T. Julie-Ann and students at Carmen
Friends School Middle School students were literally front-row center at the opera in Philadelphia on Wednesday afternoon. Thanks to the wonderful connection by our MS Chorus teacher and Fine & Performing Arts Program Director Julie-Ann Green, who performed as part of the chorus, we were at the front of the house of some 2,000-school students to see the final dress rehearsal for Carmen. Our students were fully engaged and by the time the curtain call arrived cheered loudly with the rest of the crowd, reflecting clear appreciation for the spectacular presentation they had just seen, and the talent and effort exerted by the cast and orchestra to tell the story of Carmen so movingly.

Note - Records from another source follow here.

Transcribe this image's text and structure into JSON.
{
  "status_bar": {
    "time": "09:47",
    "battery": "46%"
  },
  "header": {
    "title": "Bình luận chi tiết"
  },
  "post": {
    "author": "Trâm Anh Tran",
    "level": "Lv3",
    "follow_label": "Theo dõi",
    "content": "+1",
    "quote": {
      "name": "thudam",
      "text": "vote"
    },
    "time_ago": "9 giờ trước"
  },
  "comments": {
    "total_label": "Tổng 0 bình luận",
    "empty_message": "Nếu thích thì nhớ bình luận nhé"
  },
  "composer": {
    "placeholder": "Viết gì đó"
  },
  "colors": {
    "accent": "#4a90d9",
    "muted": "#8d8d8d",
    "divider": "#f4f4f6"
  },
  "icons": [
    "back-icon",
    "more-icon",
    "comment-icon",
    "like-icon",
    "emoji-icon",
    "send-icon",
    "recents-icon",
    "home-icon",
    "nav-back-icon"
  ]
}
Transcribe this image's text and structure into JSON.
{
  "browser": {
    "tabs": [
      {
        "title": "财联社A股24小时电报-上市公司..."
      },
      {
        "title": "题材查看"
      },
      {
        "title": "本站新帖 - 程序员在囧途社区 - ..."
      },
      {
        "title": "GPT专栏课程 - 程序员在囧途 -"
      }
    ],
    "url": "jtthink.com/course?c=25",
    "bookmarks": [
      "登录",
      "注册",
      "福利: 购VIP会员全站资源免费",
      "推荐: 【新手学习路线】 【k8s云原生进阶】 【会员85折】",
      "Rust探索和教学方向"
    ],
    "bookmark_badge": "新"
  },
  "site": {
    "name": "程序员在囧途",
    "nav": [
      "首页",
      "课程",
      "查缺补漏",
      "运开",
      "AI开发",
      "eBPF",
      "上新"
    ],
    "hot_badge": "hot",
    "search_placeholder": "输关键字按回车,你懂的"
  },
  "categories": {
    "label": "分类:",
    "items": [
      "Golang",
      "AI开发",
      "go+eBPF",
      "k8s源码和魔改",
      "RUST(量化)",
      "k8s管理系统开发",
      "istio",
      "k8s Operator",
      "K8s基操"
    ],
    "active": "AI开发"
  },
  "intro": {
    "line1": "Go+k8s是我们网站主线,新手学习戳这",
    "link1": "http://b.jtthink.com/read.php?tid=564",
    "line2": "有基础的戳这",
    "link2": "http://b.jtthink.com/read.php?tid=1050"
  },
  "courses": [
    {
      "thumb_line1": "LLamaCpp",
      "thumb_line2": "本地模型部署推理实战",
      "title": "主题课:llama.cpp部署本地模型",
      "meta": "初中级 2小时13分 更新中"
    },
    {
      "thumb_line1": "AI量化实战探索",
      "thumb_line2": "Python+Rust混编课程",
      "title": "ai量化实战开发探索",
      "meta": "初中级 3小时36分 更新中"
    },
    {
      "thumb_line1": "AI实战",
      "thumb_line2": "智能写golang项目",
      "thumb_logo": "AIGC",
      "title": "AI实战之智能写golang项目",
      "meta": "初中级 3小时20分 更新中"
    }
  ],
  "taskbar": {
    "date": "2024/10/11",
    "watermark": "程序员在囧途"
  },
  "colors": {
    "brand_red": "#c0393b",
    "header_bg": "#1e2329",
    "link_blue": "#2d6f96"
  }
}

This trip was another expression of our hands-on learning philosophy, and one that particularly highlights the importance we see in music education. Every student at Friends School takes applied music instruction as part of his or her program. It may be Music Together, violin, recorder or chorus. All students get opportunities to prepare for and then perform in public. In Middle School this also includes a high level of student participation in the spring musical. This is all supplemented with the Fine & Performing Art Program that offers music lessons to many of our students and to others in the community.
Google "music and brain development" if you’d like to explore the benefits of music instruction on brain development for young people. Researchers posit that it has a beneficial impact on memory, visual-spatial development, and possibly verbal and mathematical strengths. There is far more to be learned. We do know without performing brain scans that students learn discipline and teamwork, as well as appreciation for a new way they can express themselves and how others may communicate to them feelings ranging from profound grief to ecstasy. Yesterday’s trip to hear and see Carmen was certainly a powerful lesson, very likely to be retained, that reinforced these concepts. And it was FUN!